Je suis entré aujourd’hui à la clinique Maison d’Azur pour me faire opérer. Malgré toutes les hypocrisies d’usage, je sais que ce sera une opération grave, si grave que sans doute elle est inutile. Bien que je ne l’aie jamais dit à personne, ma femme, mes enfants, les médecins devinent ce que je pense et s’efforcent de me tranquilliser par tous les moyens possibles. Ils rient, plaisantent, parlent de choses amusantes et frivoles, ils font des projets à longue échéance. On envisage une croisière, un voyage en Bretagne. Ma guérison complète ne fait l’objet d’aucun doute. Dans dix jours je serai de retour à la maison, dans vingt jours je serai plus alerte qu’avant.


Le professeur Coltani qui doit opérer, m’a dit :

- À partir du moment où vous êtes entré en clinique, vous pouvez vous considérer comme déjà convalescent. L’opération ne présente aucun problème et on peut exclure toute complication. En un certain sens, maintenant que vous l’avez décidée, elle est une simple formalité.

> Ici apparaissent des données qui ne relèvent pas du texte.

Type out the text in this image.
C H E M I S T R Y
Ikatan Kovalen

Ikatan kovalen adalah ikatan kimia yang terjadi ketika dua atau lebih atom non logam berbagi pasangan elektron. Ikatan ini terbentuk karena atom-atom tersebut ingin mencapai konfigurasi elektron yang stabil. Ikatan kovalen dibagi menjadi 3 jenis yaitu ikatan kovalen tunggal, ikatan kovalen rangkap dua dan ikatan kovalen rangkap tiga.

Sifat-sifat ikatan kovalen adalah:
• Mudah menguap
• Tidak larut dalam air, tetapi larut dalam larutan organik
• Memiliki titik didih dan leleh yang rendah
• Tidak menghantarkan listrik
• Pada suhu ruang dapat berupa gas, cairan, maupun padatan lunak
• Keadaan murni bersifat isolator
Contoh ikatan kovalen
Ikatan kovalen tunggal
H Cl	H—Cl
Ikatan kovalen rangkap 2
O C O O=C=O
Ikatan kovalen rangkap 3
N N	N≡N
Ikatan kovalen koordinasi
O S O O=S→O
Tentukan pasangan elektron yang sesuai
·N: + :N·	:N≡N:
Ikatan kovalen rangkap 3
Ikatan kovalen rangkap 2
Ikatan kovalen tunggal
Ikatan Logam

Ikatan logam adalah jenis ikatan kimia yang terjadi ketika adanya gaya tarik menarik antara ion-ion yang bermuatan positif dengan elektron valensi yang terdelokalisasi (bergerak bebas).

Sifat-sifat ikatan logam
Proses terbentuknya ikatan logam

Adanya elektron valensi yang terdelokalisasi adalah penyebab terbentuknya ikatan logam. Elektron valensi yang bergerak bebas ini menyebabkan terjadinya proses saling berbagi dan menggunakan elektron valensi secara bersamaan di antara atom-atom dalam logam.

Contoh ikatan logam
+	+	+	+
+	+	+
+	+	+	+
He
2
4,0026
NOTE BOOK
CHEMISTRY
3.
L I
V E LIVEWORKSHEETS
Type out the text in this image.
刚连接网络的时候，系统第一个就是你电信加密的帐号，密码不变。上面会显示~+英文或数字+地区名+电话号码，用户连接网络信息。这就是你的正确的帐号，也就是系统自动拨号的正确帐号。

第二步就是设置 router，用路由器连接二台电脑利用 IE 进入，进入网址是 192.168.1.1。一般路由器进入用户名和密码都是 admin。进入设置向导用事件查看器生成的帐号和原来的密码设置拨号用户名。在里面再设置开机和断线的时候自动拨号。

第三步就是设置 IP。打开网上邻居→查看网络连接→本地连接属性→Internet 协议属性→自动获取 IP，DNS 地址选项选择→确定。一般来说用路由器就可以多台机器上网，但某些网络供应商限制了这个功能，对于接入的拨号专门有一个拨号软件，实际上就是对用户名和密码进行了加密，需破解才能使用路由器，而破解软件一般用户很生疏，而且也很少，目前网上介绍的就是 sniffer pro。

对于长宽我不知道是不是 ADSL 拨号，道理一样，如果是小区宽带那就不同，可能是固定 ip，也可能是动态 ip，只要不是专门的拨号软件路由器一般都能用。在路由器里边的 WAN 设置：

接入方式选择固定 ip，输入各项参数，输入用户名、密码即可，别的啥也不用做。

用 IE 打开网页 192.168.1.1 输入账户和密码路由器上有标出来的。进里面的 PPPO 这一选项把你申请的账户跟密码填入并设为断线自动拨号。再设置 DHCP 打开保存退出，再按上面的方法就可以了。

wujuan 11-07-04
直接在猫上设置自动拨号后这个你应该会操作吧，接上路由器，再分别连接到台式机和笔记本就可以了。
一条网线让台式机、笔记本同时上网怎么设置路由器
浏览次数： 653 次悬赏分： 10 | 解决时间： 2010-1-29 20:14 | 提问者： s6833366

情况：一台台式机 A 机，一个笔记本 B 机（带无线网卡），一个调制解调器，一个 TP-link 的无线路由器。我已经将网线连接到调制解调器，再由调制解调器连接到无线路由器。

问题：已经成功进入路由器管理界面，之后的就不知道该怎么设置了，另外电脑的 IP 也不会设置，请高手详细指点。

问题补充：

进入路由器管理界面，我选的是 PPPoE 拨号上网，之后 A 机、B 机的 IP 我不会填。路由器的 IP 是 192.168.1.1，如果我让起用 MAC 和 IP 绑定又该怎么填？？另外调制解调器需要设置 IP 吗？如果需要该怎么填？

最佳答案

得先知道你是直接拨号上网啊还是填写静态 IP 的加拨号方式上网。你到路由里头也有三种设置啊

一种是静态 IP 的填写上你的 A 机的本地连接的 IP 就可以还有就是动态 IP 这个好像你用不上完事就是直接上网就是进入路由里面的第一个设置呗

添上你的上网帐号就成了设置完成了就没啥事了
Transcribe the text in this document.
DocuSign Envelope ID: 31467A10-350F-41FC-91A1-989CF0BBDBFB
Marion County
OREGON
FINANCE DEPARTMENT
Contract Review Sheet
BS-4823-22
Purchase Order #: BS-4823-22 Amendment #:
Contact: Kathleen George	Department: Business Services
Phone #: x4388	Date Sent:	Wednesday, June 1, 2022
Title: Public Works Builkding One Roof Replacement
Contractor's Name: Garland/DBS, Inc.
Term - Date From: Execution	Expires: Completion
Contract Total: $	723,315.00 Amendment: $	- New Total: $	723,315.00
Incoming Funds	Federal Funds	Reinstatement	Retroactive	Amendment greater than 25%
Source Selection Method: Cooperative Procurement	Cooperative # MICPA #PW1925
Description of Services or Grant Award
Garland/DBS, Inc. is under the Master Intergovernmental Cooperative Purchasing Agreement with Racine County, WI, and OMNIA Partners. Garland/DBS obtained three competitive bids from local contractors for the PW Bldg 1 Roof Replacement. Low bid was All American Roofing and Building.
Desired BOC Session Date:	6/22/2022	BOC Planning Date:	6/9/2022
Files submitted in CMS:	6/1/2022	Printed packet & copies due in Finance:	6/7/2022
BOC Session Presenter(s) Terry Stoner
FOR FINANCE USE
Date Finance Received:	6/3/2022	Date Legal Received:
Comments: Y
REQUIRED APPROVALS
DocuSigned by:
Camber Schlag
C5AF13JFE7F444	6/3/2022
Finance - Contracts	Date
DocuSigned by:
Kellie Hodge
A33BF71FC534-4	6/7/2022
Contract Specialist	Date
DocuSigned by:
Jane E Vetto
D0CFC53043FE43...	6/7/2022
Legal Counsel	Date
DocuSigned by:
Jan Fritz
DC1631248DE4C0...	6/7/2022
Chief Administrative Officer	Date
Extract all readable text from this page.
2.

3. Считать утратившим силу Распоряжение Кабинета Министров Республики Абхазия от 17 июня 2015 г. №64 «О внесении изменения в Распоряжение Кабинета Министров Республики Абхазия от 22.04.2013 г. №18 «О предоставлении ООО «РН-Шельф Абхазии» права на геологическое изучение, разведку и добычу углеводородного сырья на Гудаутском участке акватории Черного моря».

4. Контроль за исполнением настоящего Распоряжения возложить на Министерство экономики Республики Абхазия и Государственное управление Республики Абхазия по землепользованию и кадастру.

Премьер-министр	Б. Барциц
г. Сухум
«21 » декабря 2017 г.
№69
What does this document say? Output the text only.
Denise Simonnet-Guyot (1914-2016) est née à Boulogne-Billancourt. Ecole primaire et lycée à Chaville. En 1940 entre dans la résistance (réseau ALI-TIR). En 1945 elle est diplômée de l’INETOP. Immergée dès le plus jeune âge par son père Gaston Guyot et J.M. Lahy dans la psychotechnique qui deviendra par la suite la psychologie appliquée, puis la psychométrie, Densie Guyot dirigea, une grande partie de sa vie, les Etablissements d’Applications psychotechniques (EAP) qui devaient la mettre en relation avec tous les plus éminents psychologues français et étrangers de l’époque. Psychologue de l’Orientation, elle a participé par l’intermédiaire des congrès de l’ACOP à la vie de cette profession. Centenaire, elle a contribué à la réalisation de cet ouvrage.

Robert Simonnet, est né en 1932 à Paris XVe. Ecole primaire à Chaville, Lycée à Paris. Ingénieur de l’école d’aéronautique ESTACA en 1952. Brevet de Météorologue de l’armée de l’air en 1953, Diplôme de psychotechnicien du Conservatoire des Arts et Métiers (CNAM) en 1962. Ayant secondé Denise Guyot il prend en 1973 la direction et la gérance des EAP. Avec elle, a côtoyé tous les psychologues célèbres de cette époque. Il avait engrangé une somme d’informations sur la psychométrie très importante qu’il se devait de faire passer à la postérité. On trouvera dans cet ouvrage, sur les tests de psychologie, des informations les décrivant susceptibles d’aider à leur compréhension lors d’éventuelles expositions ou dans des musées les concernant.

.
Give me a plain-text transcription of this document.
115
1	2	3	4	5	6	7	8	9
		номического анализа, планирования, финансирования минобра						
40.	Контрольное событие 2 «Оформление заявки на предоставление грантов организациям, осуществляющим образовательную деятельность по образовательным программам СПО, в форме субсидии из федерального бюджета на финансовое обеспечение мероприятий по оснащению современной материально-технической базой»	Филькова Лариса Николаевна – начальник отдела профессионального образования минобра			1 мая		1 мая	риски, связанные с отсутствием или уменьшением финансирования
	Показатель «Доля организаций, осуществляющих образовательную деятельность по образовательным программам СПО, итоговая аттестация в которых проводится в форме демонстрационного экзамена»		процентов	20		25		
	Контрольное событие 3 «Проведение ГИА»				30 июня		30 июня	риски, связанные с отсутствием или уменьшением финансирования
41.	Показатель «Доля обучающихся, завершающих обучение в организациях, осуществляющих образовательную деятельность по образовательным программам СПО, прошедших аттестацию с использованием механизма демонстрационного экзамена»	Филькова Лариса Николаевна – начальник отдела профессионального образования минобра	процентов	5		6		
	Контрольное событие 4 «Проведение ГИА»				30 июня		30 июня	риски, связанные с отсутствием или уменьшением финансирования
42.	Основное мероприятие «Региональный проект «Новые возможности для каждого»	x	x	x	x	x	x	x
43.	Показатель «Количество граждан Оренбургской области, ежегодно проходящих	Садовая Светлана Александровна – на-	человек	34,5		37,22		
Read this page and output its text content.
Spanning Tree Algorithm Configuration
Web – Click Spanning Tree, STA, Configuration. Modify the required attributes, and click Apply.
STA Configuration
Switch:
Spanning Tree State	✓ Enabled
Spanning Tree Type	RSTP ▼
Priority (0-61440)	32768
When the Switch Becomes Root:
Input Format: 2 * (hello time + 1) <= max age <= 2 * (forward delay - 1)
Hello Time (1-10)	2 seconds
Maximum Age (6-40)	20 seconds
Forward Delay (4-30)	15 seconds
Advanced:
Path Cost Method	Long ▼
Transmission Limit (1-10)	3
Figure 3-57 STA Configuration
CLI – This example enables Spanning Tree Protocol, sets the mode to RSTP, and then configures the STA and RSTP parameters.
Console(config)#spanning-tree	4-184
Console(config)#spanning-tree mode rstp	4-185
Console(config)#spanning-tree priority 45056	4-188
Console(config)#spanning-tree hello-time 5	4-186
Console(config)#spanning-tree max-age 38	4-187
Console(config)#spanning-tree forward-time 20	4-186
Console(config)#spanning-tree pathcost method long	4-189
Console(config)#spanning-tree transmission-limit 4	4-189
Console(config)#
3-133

Le professeur Coltani est déjà un vieillard, mais ses petits yeux ont gardé une vivacité incroyable. Il m’a semblé fatigué, ce matin, quand il est entré dans ma chambre. Mais plus on affiche autour de moi l’insouciance et la bonne humeur, plus je suis persuadé d’avoir raison. J’en ai trop vu, durant ma vie, de comédies de ce genre. Je dirai plus : la gaieté et la sérénité qu’on administre au malade à la veille d’une opération sont directement proportionnels au danger. C’est justement quand les médecins assurent avec un sourire qu’il n’y a pas l’ombre d’un péril, qu’il s’agit de se méfier.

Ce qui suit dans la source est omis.